Mum's the Word

I really shouldn't post late at night, crazy things happen late at night. There is not much to say, because I'm not sure what to say. I find that keeping your mouth shut has it's perks and it's major downfalls. I mean, I am pretty good at being quiet and letting people mess things up on their own. Have you ever been the witness to a conversation that is slowly but surely going to the gutter? I have many-a-times, and while I enjoy awkward people, awkward situations are a completely different thing. What do you say? Do you crack a joke? I mean, you could do a multiple amount of things but only one thing will work and the others have that very high chance of being offensive.
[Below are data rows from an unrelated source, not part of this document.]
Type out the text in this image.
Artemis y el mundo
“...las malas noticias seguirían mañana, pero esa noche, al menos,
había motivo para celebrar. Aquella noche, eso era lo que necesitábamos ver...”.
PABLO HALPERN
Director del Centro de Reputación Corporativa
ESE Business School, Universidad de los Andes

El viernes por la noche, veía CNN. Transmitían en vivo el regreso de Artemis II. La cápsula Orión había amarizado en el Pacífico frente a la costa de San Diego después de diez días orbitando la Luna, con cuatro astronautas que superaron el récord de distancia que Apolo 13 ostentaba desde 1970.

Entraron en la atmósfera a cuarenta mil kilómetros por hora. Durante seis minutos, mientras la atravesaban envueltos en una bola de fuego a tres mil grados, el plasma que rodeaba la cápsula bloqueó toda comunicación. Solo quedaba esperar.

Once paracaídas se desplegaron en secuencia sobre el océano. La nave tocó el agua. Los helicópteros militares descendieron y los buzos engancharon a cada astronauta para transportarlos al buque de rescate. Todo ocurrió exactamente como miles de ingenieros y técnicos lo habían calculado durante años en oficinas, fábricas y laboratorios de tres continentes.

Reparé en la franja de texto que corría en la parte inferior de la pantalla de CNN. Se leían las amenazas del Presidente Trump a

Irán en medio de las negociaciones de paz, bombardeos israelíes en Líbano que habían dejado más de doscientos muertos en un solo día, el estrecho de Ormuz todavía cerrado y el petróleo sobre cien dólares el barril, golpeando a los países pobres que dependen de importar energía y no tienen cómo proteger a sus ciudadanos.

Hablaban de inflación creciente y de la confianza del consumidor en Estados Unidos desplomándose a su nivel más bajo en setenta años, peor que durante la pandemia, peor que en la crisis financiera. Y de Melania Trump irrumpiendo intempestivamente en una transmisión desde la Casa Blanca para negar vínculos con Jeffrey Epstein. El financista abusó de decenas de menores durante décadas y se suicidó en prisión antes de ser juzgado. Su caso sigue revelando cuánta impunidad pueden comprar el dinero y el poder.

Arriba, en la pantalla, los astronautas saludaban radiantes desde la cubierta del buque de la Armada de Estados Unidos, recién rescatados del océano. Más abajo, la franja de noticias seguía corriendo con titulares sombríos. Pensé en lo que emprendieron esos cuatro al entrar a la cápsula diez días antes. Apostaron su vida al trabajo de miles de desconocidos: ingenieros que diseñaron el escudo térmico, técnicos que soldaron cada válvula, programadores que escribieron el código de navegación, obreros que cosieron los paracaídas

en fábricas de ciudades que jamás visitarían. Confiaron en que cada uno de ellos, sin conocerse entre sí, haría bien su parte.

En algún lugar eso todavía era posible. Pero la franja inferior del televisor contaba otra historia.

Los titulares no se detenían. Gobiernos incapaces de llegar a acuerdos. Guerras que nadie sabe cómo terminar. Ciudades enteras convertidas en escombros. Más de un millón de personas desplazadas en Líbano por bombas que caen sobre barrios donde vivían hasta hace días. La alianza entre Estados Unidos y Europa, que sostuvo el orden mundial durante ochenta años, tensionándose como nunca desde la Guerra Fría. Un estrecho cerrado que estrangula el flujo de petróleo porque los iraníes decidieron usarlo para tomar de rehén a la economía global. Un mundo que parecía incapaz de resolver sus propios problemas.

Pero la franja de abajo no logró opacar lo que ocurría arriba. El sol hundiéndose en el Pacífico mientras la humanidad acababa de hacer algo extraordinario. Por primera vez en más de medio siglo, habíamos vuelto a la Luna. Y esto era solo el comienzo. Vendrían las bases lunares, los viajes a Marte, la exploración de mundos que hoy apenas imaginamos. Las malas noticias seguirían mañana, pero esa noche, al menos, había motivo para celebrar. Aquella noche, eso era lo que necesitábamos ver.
I talked to my mom tonight for a good hour and a half about everything that is going on in my life right now. How things aren't turning out the way I had them planned, and how I hate going to college. I guess I should have realized I wasn't a college girl when after four years of planning and primping that I almost had a mental breakdown. Really. I did... Anyways, what she was telling me is that I need to be happy for myself, do what makes me happy, then others will be happy in return. Something I have probably known, but never considered. All through high school it was about making others happy.

It was about making friends feel wanted, when they felt like they were excluded. It was about making sure that I checked all my bases and always constantly looking over my shoulder making sure no one was mad at me. Then it came to be about Frank and what he needed, how he felt. If he wasn't happy, I wasn't happy because that meant that I wasn't doing my job. I didn't know what was wrong with me. Why couldn't I just MAKE this one person (who meant everything) happy? I must of been a defect. Or so I thought.
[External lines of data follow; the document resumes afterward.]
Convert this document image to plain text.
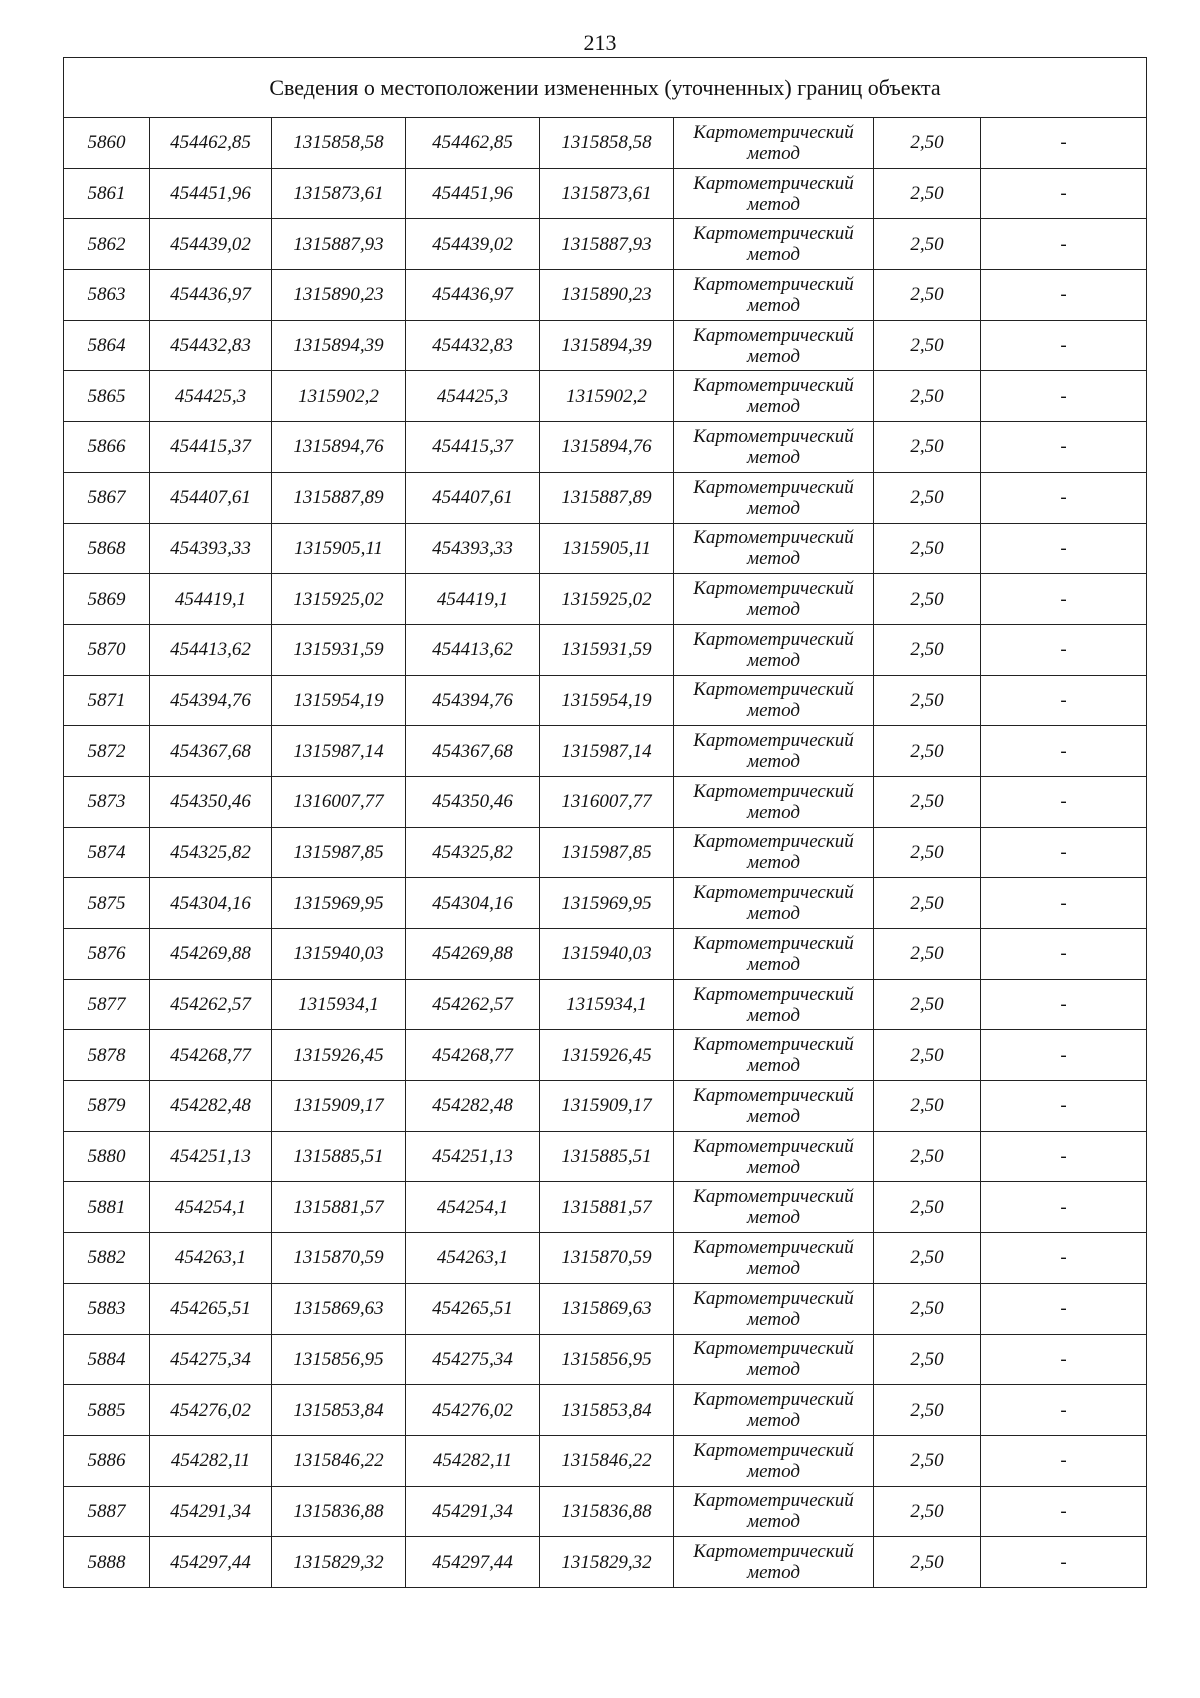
213
Сведения о местоположении измененных (уточненных) границ объекта							
5860	454462,85	1315858,58	454462,85	1315858,58	Картометрический метод	2,50	-
5861	454451,96	1315873,61	454451,96	1315873,61	Картометрический метод	2,50	-
5862	454439,02	1315887,93	454439,02	1315887,93	Картометрический метод	2,50	-
5863	454436,97	1315890,23	454436,97	1315890,23	Картометрический метод	2,50	-
5864	454432,83	1315894,39	454432,83	1315894,39	Картометрический метод	2,50	-
5865	454425,3	1315902,2	454425,3	1315902,2	Картометрический метод	2,50	-
5866	454415,37	1315894,76	454415,37	1315894,76	Картометрический метод	2,50	-
5867	454407,61	1315887,89	454407,61	1315887,89	Картометрический метод	2,50	-
5868	454393,33	1315905,11	454393,33	1315905,11	Картометрический метод	2,50	-
5869	454419,1	1315925,02	454419,1	1315925,02	Картометрический метод	2,50	-
5870	454413,62	1315931,59	454413,62	1315931,59	Картометрический метод	2,50	-
5871	454394,76	1315954,19	454394,76	1315954,19	Картометрический метод	2,50	-
5872	454367,68	1315987,14	454367,68	1315987,14	Картометрический метод	2,50	-
5873	454350,46	1316007,77	454350,46	1316007,77	Картометрический метод	2,50	-
5874	454325,82	1315987,85	454325,82	1315987,85	Картометрический метод	2,50	-
5875	454304,16	1315969,95	454304,16	1315969,95	Картометрический метод	2,50	-
5876	454269,88	1315940,03	454269,88	1315940,03	Картометрический метод	2,50	-
5877	454262,57	1315934,1	454262,57	1315934,1	Картометрический метод	2,50	-
5878	454268,77	1315926,45	454268,77	1315926,45	Картометрический метод	2,50	-
5879	454282,48	1315909,17	454282,48	1315909,17	Картометрический метод	2,50	-
5880	454251,13	1315885,51	454251,13	1315885,51	Картометрический метод	2,50	-
5881	454254,1	1315881,57	454254,1	1315881,57	Картометрический метод	2,50	-
5882	454263,1	1315870,59	454263,1	1315870,59	Картометрический метод	2,50	-
5883	454265,51	1315869,63	454265,51	1315869,63	Картометрический метод	2,50	-
5884	454275,34	1315856,95	454275,34	1315856,95	Картометрический метод	2,50	-
5885	454276,02	1315853,84	454276,02	1315853,84	Картометрический метод	2,50	-
5886	454282,11	1315846,22	454282,11	1315846,22	Картометрический метод	2,50	-
5887	454291,34	1315836,88	454291,34	1315836,88	Картометрический метод	2,50	-
5888	454297,44	1315829,32	454297,44	1315829,32	Картометрический метод	2,50	-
Then one day I stopped being friends with people that had me on tip-toe. I ruined 3 year or 4 year friendships in a matter of weeks and I was done. I still am done. I can't handle the drama, or the woe is me stuff. I couldn't make those people happy and I realized that, they had to do it on their own, and I had to get out while they did it. Mainly because I was about to self combust. Still, after doing this, ruining friendships but saving myself. I wasn't as happy as I could be. Or I was happy for a while, then not, then yes, then no. It was a huge circle of crazy-ness.
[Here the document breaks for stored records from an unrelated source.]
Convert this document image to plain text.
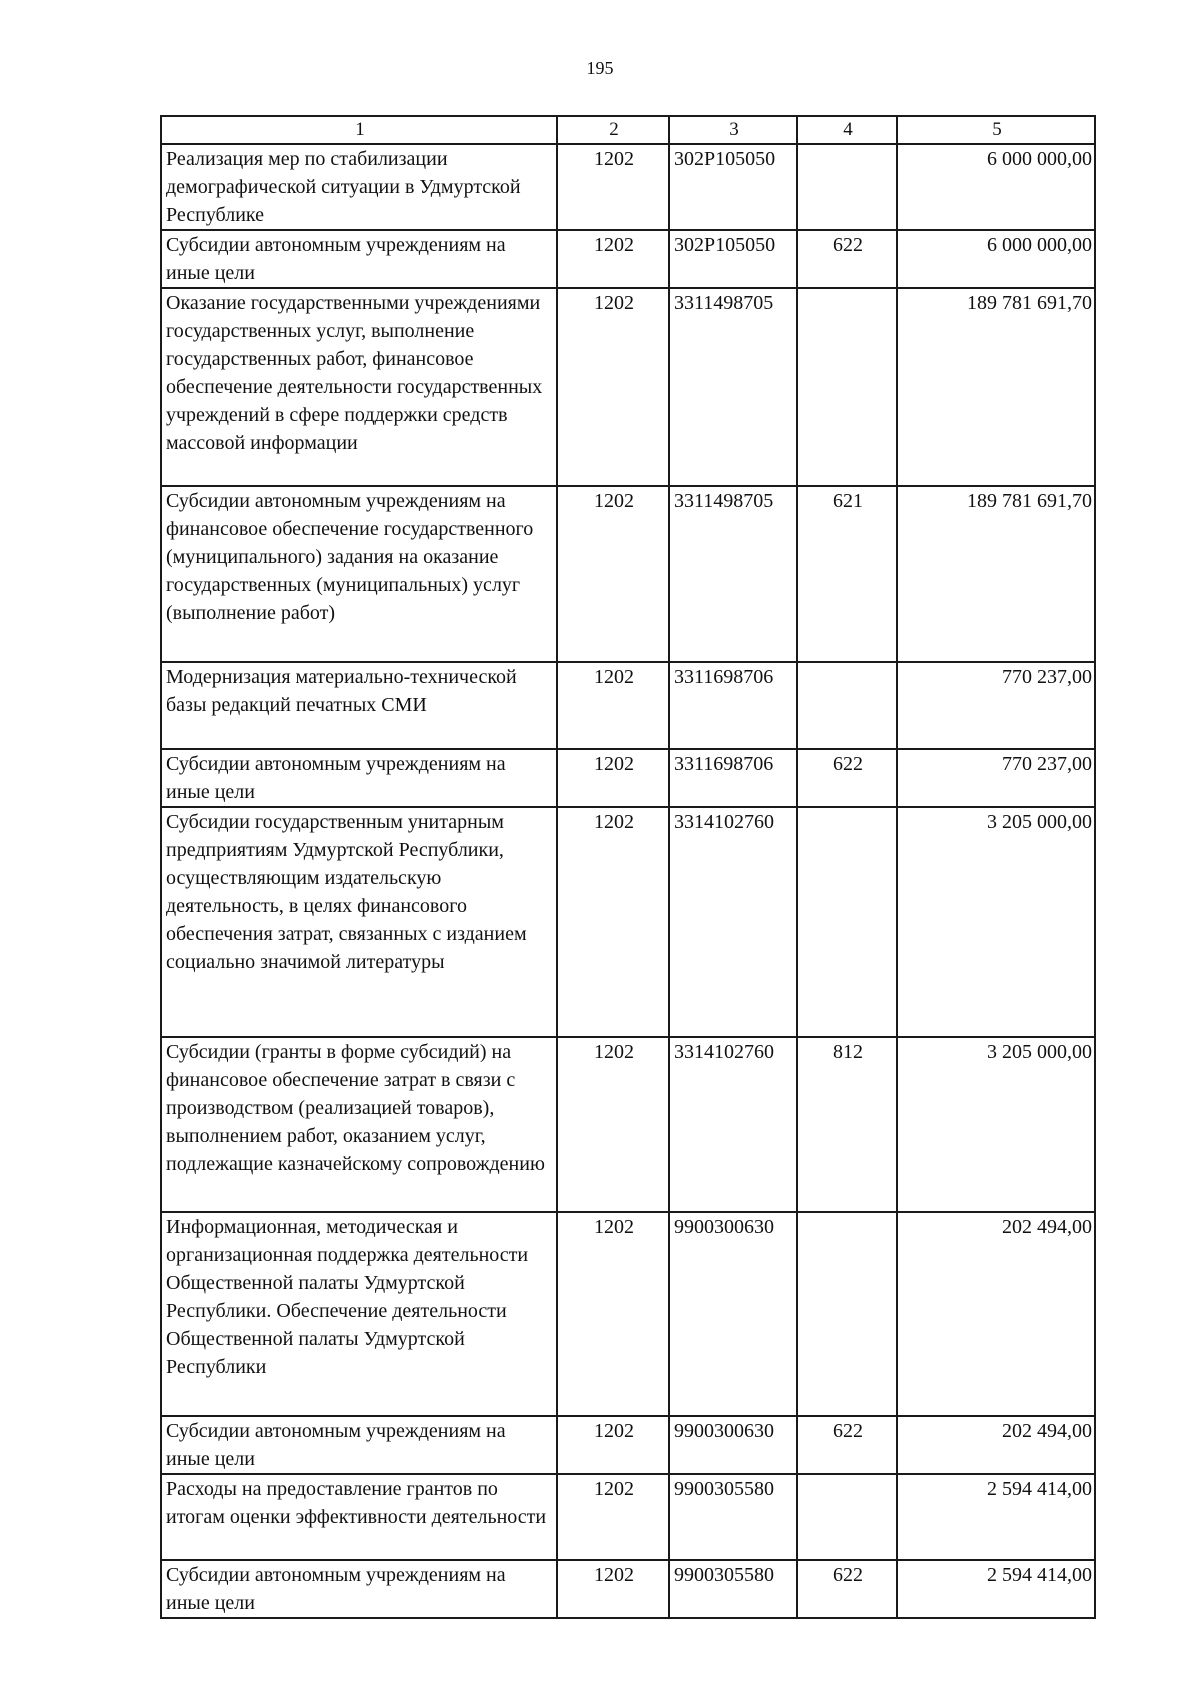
195
1	2	3	4	5
Реализация мер по стабилизации демографической ситуации в Удмуртской Республике	1202	302P105050		6 000 000,00
Субсидии автономным учреждениям на иные цели	1202	302P105050	622	6 000 000,00
Оказание государственными учреждениями государственных услуг, выполнение государственных работ, финансовое обеспечение деятельности государственных учреждений в сфере поддержки средств массовой информации	1202	3311498705		189 781 691,70
Субсидии автономным учреждениям на финансовое обеспечение государственного (муниципального) задания на оказание государственных (муниципальных) услуг (выполнение работ)	1202	3311498705	621	189 781 691,70
Модернизация материально-технической базы редакций печатных СМИ	1202	3311698706		770 237,00
Субсидии автономным учреждениям на иные цели	1202	3311698706	622	770 237,00
Субсидии государственным унитарным предприятиям Удмуртской Республики, осуществляющим издательскую деятельность, в целях финансового обеспечения затрат, связанных с изданием социально значимой литературы	1202	3314102760		3 205 000,00
Субсидии (гранты в форме субсидий) на финансовое обеспечение затрат в связи с производством (реализацией товаров), выполнением работ, оказанием услуг, подлежащие казначейскому сопровождению	1202	3314102760	812	3 205 000,00
Информационная, методическая и организационная поддержка деятельности Общественной палаты Удмуртской Республики. Обеспечение деятельности Общественной палаты Удмуртской Республики	1202	9900300630		202 494,00
Субсидии автономным учреждениям на иные цели	1202	9900300630	622	202 494,00
Расходы на предоставление грантов по итогам оценки эффективности деятельности	1202	9900305580		2 594 414,00
Субсидии автономным учреждениям на иные цели	1202	9900305580	622	2 594 414,00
I know what I want to do with my life, who I want to be. I want to be a Mom. That's all. It's just figuring out what to do until then that is the problem. It's figuring out who to endear myself to, who to make efforts with and who to not.

Making friends is hard, because you want to impress you want to be someones smile on their face. When in reality, you should be your own smile. I'm not sure what to do next, and I guess that is where I have to start.
What next?
What tomorrow?

Comments

  1. I like this.
    Amen.
    You know how on airplanes they tell mothers to put their own gas masks on first, then their childs?
    It's the same in life.
    How the heck are you supposed to help other people be happy and mentally healthy if you're not happy and mentally healthy yourself?
    (Not that I'm casting aspirations on your sanity, that's just an example.)